Главная страница ИД «Первого сентября»Главная страница газеты «Первое сентября»Содержание №25/2001

Третья тетрадь. Детный мир

ДОРОГА ДОМОЙ

«Забери свое, отдай мое...»

Одно время я мучился сильными головными болями, особенно мешавшими в тайге на промысле, и как-то раз по приезде в Москву решил навсегда с ними покончить. Одна хорошая знакомая, узнав о моих обстоятельствах, рассказала об известной целительнице, настолько сведущей в нетрадиционной медицине, что люди к ней записываются за полгода. “Не волнуйся, я все устрою”, – сказала знакомая, и через пару дней мы отправились на прием.

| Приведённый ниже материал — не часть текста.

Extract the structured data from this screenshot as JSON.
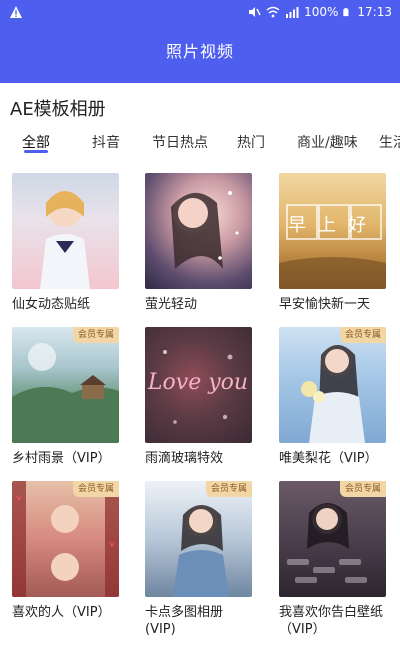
{
  "status_bar": {
    "battery_percent": "100%",
    "time": "17:13"
  },
  "header": {
    "title": "照片视频"
  },
  "section": {
    "title": "AE模板相册"
  },
  "tabs": [
    {
      "label": "全部",
      "active": true
    },
    {
      "label": "抖音"
    },
    {
      "label": "节日热点"
    },
    {
      "label": "热门"
    },
    {
      "label": "商业/趣味"
    },
    {
      "label": "生活"
    }
  ],
  "badge_text": "会员专属",
  "accent_color": "#4e5ff0",
  "cards": [
    {
      "title": "仙女动态贴纸",
      "vip_badge": false,
      "thumb_text": ""
    },
    {
      "title": "萤光轻动",
      "vip_badge": false,
      "thumb_text": ""
    },
    {
      "title": "早安愉快新一天",
      "vip_badge": false,
      "thumb_text": "早上好"
    },
    {
      "title": "乡村雨景（VIP）",
      "vip_badge": true,
      "thumb_text": ""
    },
    {
      "title": "雨滴玻璃特效",
      "vip_badge": false,
      "thumb_text": "Love you"
    },
    {
      "title": "唯美梨花（VIP）",
      "vip_badge": true,
      "thumb_text": ""
    },
    {
      "title": "喜欢的人（VIP）",
      "vip_badge": true,
      "thumb_text": ""
    },
    {
      "title": "卡点多图相册\n(VIP)",
      "vip_badge": true,
      "thumb_text": ""
    },
    {
      "title": "我喜欢你告白壁纸\n（VIP）",
      "vip_badge": true,
      "thumb_text": ""
    }
  ]
}
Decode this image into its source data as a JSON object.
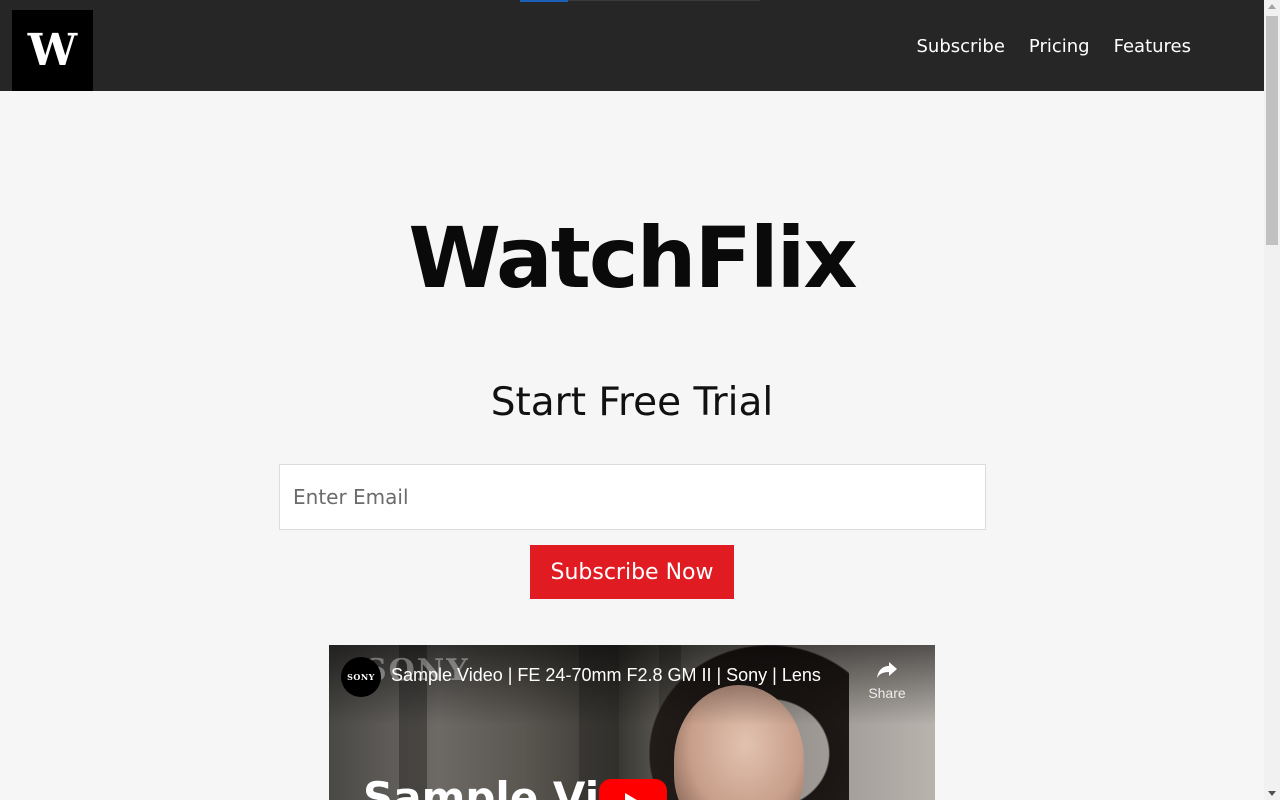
{
  "header": {
    "logo_letter": "W",
    "nav": [
      {
        "label": "Subscribe"
      },
      {
        "label": "Pricing"
      },
      {
        "label": "Features"
      }
    ]
  },
  "hero": {
    "brand": "WatchFlix",
    "heading": "Start Free Trial",
    "email_placeholder": "Enter Email",
    "email_value": "",
    "cta_label": "Subscribe Now"
  },
  "video": {
    "channel_label": "SONY",
    "watermark": "SONY",
    "title": "Sample Video | FE 24-70mm F2.8 GM II | Sony | Lens",
    "share_label": "Share",
    "caption": "Sample Vic",
    "play_icon": "play-icon",
    "share_icon": "share-arrow-icon"
  },
  "colors": {
    "header_bg": "#262626",
    "page_bg": "#f6f6f6",
    "cta_bg": "#e01b22",
    "youtube_red": "#ff0000"
  }
}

Целительница оказалась милой и очень живой женщиной лет за сорок. Она быстро подобрала гомеопатические лекарства и сказала:
– Это не главное. Вам предстоит психологическая работа, нужно разобраться в себе, вспомнить тяжелые случаи из жизни, отношения, висящие тяжким грузом, и преодолеть их.
Особенно важным, по словам целительницы, было детство. Я рассказал, что жил вдвоем с бабушкой, которая потом мучительно умирала от рака легких и которая снится до сих пор, и о том, что просыпаюсь с чувством неисправимой вины перед ней.
– Вы должны развязать этот узел, освободиться. Для этого есть простое упражнение. Запишите и повторяйте всякий раз, когда отходите ко сну: “Забери свое, отдай мое и оставь меня”.
Дома перед сном я повторил эти слова. Ночью мне приснилась бабушка.
...Ее лицо на молодых фотографиях казалось непривычно гладким, каким-то нездорово полным: я знал ее сухой, подтянутой, с папиросой “Север” или “Прибой” в плотно сжатом рту. Бабушка не могла ездить в метро: на эскалаторе, или, как она называла, на “лестнице”, считалось, что у нее кружилась голова. Любила троллейбусы (в автобусах “бензином воняет”), никогда не садилась спиной по ходу – тоже боялась, что голова закружится. Даже если она сидела, я стоял, а если и мне находилось место, то уже на следующей остановке я должен был уступить его вошедшей старушке.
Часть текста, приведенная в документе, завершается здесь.